Pendant les méditations, je suis comme arrivée à plusieurs reprises devant une porte subtile qui se trouve au niveau du cœur. Je percevais qu’au-delà de cette porte se trouve ce quelque chose vers lequel je languissais, mais j’avais du mal à franchir son seuil ; à chaque fois apparaissaient des contractions au niveau de MANIPURA CHAKRA qui m’arrêtaient. Les jours passaient sans que je franchisse ce seuil et je me sentais irritée à cause de cela.
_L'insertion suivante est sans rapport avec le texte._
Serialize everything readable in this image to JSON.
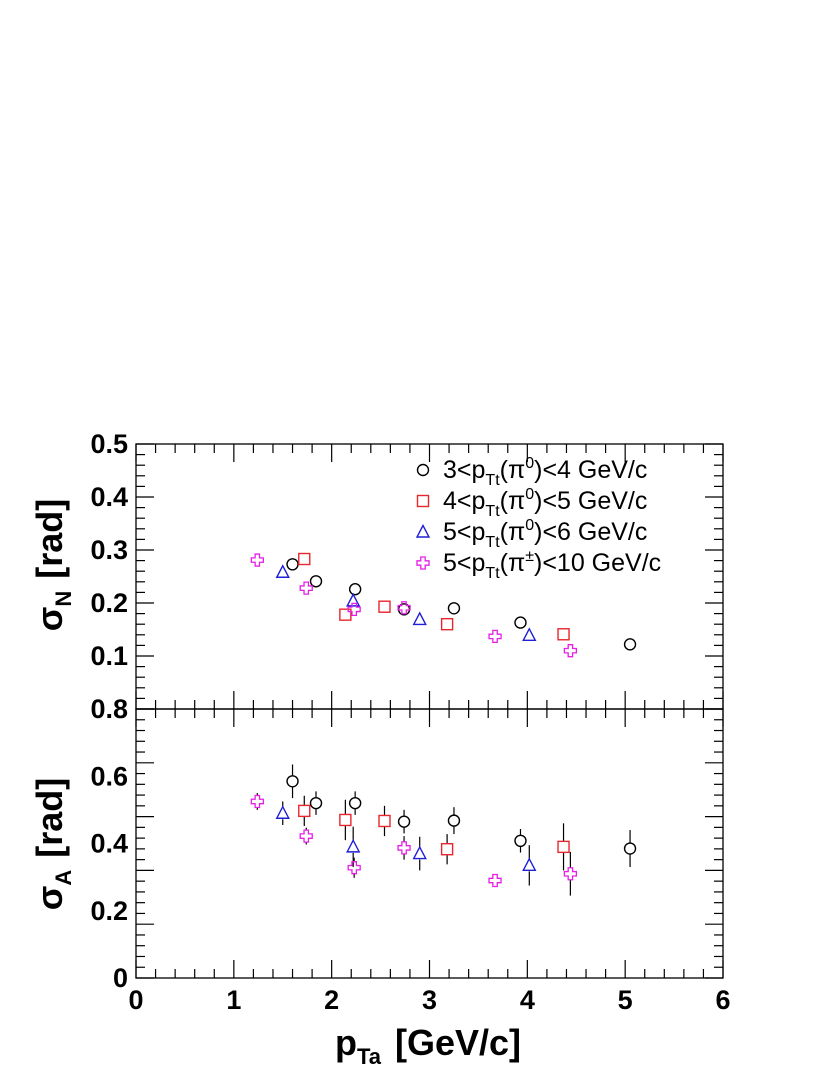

Après que j’ai manqué cela pour la troisième fois, je me suis tellement fâchée que j’ai presque commencé à crier intérieurement auprès de DIEU, de SHIVA et de Grieg, en leur demandant de m’aider. Je me suis vite rendue compte que mes „cris” ne cadraient pas avec l’atmosphère sacrée du camp. Je me suis immédiatement calmée, et, redevenue très sage et humble, j’ai dit intérieurement : « Seigneur, Tu m’as fait venir ici, que Ta Volonté soit faite ! » Alors j’ai senti un état très puissant de paix, d’amour pour DIEU, de résorption. Je suis très vite arrivée devant la porte subtile du niveau du cœur et, dans un état d’humilité, de pureté et d’amour très suave, j’ai franchi son seuil. Je suis entrée dans un espace immense, infini, de couleur noire, où il n’y avait qu’amour, silence, sacralité, immobilité. Dans cet espace infiniment grand, quelque part qui m’a semblé très loin, j’ai observé une petite lumière blanche, brillante, très petite, qui pulsait sans arrêt. Bien qu’elle soit si petite, elle émanait quelque chose de très puissant, très spirituel ; elle était fascinante. Je me suis instantanément projetée dans cette lumière, à l’intérieur de laquelle j’ai découverts un autre espace infini, blanc brillant, un silence terrible, l’éternité, la béatitude et j’ai senti que je suis arrivée chez moi. Une voix qui n’était pas celle de mon mental, a demandé : «C’est ici que Tu étais, Seigneur ? » Et la même voix a répondu : « Oui, mon enfant. » En une fraction de seconde, je crois avoir vécu une multitude d’états : surprise, retrouvailles, reconnaissance profonde, amour, sacralité, naturel, simplicité, liberté, omnipotence, omniprésence, bonheur comblant, avec des nuances impossible à décrire. Ensuite ce n’était plus que l’éternité, le silence terrible et la béatitude du vide.

Les jours suivants dans le camp, et même pour une certaine période de temps en rentrant à Bucarest, l’état de sacralité et de communion profonde avec DIEU s’est maintenu. Je percevais DIEU présent en moi et en tout ce qui m’entourait. Jamais avant je ne m’étais sentie si belle et les gens n’ont été si beaux. Tout ce que je faisais ou se passait autour de moi coulait de façon naturelle. J’aimais et je respectais tout autour de moi. Même si chez les autres apparaissaient des manifestations égotiques, disharmonieuses, et qui autrefois m’auraient irrités et auxquelles j’aurais réagi, maintenant j’avais un état de calme et de compassion. Je me percevais très légère, quand je marchais j’avais l’impression de ne pas toucher la terre et à la fois je me sentais très puissante. Je dormais peu, sans ressentir de fatigue et mon aspiration s’est beaucoup amplifiée.